But SR’s investigation revealed that in practice, solitary confinement is often used to punish children who come into conflict with institution staff.

In one case, a 15-year-old girl was sent to the isolation chamber because she refused to go to her room when instructed to do so by a staff member.

Another 14-year-old girl was put in solitary confinement because she “had language difficulties”.

And a 15-year-old boy was put in an isolation cell for more than 23 hours after calling staff members “racists” and screaming “fuck you”, according to files reviewed by Sveriges Radio.

Lawyers with the Children’s Ombudsman who reviewed the files concluded that staff members followed the letter of the law in only a small percentage of the cases.

“When taking into consideration how widespread it is, I think it’s fair to view this as a judicial scandal,” Malmberg told SR.

“What is supposed to be an exceptional measure has been used with great frequency and children have been isolated in violation of the law; it’s been used as a way to punish the children.”

According to the National Board of Institutional Care’s website, most young people staying at the agency’s facilities have been placed there without their consent because “they are in danger of injuring themselves or of ruining their lives”.
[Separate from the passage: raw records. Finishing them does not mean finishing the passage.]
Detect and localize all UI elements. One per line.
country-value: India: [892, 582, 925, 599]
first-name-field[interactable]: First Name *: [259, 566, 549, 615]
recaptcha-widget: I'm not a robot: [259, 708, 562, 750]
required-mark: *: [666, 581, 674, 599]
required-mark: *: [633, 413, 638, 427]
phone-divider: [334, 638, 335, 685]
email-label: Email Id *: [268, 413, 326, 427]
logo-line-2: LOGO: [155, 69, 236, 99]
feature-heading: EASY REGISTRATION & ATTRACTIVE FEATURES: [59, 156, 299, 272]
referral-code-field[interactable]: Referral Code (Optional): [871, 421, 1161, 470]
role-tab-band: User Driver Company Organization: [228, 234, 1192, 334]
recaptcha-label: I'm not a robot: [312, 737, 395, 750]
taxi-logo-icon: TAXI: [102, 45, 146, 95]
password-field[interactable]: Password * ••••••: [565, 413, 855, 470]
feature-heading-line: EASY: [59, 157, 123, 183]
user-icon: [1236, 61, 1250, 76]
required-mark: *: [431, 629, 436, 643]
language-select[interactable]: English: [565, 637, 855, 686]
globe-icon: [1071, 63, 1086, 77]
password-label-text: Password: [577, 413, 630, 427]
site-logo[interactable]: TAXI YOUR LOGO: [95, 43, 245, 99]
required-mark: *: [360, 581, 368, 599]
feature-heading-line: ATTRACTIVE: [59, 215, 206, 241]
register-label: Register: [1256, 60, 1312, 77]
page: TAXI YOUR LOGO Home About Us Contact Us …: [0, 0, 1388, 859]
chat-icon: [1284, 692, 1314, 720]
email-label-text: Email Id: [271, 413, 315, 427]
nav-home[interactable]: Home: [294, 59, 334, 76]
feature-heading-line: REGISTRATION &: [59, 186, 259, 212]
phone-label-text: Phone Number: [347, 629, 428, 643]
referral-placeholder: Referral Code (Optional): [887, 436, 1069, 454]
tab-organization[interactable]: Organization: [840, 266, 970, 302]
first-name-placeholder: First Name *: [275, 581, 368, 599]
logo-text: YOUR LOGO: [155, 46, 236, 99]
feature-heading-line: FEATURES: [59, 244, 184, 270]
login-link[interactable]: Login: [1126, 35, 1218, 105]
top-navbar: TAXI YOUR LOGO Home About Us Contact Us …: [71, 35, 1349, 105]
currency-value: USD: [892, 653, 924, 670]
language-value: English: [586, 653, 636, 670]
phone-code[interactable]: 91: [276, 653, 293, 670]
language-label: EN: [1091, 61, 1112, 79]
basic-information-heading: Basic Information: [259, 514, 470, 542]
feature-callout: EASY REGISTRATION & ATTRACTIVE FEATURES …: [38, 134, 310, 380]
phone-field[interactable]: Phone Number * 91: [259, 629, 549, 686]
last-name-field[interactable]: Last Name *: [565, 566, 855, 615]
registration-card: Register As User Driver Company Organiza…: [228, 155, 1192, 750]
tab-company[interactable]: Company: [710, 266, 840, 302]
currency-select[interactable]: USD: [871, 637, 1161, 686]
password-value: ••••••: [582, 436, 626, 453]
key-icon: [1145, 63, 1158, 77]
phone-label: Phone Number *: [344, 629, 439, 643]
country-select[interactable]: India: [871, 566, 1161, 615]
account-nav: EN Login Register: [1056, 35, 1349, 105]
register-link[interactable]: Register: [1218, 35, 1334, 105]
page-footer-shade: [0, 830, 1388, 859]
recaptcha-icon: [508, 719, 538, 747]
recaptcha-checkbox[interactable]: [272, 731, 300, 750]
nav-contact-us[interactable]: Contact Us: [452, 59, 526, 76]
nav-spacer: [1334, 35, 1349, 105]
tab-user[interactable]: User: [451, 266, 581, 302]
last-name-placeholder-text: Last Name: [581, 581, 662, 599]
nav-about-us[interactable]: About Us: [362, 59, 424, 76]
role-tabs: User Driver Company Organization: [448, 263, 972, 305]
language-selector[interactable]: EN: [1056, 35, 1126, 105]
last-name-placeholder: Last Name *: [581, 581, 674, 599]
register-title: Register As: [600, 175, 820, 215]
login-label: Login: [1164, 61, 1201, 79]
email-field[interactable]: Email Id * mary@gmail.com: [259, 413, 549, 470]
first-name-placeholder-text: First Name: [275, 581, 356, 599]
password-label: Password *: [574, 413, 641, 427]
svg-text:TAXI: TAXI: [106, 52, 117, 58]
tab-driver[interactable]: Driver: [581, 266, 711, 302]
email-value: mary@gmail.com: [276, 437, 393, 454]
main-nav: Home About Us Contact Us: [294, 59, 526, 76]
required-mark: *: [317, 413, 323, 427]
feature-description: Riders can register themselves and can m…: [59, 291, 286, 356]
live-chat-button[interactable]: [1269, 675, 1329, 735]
The board operates nearly 50 facilities around the country where they “look after young people and adults who, in various ways, have ‘gone off the rails’”.

Sveriges Radio’s findings prompted the agency’s secretary general, Ewa Persson Göransson, to promise an investigation.

In a statement issued on Wednesday following SR’s report, Persson Göransson also emphasized that staff at the agency’s facilities must continue to have the power to use solitary confinement, but that it should only be used as a safety measure.

“Isolation cannot under any circumstances be used as a punishment or seen as a method of treatment,” she said, adding that SiS plans to upgrade its client documentation system.

“We need to be sure that the authority is used correctly. Therefore we have to have a system which makes it easy to see how institutions use the special powers so that we can discover any shortcomings.”

But Malmberg thinks that the isolation of children ought to be banned completely, something which the United Nation’s Committee on the Rights of the Child urged Sweden to implement just last month.

“Isolation shouldn’t happen as a matter of principle. The law is very clear on this point. Therefore it’s quite remarkable that the youth homes run by the National Board of Institutional Care have had several hundred cases of isolation in half a year,” he said.

“Isolation should be phased out. Isolation is damaging, we know this.”